Identifying User Identity
サービス開発でUserモデルについてより深く再考してみるという内容です。「ユーザーのアイデンティティとは何か?」というところから考えて、「どのようなテーブル設計にするのか?」、「ユーザの登録、ログイン、退会をどう表現するか」、「ユーザのステータスをどう管理するか」、「管理者ユーザとユーザの権限の違いをどう乗り越えるのか」といった現実的な問題を、既存のパラダイムに縛られない本質的な視点から気持ちよく解いていきました。
発表を聞き終わったあとは脳みそが揺れるくらい良い内容でした。
こーゆー話聞くと本当にKaigi on Rails来てよかったと思いますし、自分でもアプリケーションを0から作りたくなりますね。
基調講演
スタッフエンジニアの島田さんの貴重な貴重な基調講演。ソフトウェアを設計する際に大事だと思っていることを話していただきました。
全体が機能するように設計すること
設計時点ではわからないことが多いので変化に向けて設計する
変化に向けた設計とはオプションを増やすこと
「オプションを増やす設計」とは「何にでも対応できるような構造や仕組み」ではなく「どの方向にも進めるようにシンプルに保つこと」
その上で本当の難しさは「シンプルさを保つこと」
シンプルさを保つには修復し続けることが必要
修復とは「元の状態に戻す」のではなく、「変わった後の全体と再度調和させる」こと
お手本となるソフトウェアはRailsである
修復という概念をクリストファー・アレグザンダーを引用して説明していたのがオシャレでした。
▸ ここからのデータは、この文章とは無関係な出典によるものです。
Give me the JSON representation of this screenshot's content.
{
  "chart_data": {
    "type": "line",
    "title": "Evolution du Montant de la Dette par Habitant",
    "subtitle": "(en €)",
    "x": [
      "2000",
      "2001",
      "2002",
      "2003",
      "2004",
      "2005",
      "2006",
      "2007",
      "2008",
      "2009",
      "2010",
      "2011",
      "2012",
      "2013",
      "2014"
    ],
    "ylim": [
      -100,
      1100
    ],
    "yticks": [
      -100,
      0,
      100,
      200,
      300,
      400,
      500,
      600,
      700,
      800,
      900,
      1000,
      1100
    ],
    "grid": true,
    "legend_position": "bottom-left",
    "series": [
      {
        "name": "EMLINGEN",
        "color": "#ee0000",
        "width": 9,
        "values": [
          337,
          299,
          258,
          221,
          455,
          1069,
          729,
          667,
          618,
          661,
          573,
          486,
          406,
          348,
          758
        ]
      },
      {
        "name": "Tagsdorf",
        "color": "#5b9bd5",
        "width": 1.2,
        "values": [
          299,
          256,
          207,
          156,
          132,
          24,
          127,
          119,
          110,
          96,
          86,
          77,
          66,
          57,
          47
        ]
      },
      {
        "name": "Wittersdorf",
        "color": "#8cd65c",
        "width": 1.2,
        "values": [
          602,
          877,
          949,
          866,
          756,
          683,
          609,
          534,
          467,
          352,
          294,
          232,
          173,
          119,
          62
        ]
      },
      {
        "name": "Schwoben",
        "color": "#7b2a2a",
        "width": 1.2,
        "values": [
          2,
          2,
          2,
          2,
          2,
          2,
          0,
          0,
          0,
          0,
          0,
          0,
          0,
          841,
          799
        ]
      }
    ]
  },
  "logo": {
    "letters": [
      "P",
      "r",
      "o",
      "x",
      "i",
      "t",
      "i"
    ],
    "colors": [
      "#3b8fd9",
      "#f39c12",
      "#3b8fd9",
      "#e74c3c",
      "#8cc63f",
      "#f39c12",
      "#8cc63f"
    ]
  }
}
エンジニアなら誰でもよく用いる「設計」という言葉の捉え方が高度すぎて素敵でした。
まとめ
Kaigi on Rails 2024は想像以上の収穫がありました。
印象に残ったのは発表者の何名かが「Railsガイドは良いよ」といっていたことです。私はRailsエンジニアながらあまり目を通したことがなかったのでこれからちゃんと読み込んでいこうと思いました。(大反省)
また、技術を深く知るとビジネス課題(機能要件や非機能要件を満たすだけではなく移行工数やコスト構造の改善など)をクリティカルに解決できるということがひしひしと感じました。このレベル感が自分がエンジニアとして目指したいところだと思いました。
そして、基調講演でも言われていたRails Wayについてもちゃんと自分の思想に取り入れていかないといけないと思いました。
本当は全ての発表を紹介したいくらいどれも示唆深い内容でした。とても良い時間だったので来年も参加したいなと思いました。
来年は東京駅 JP TOWER Hall & Conferenceです!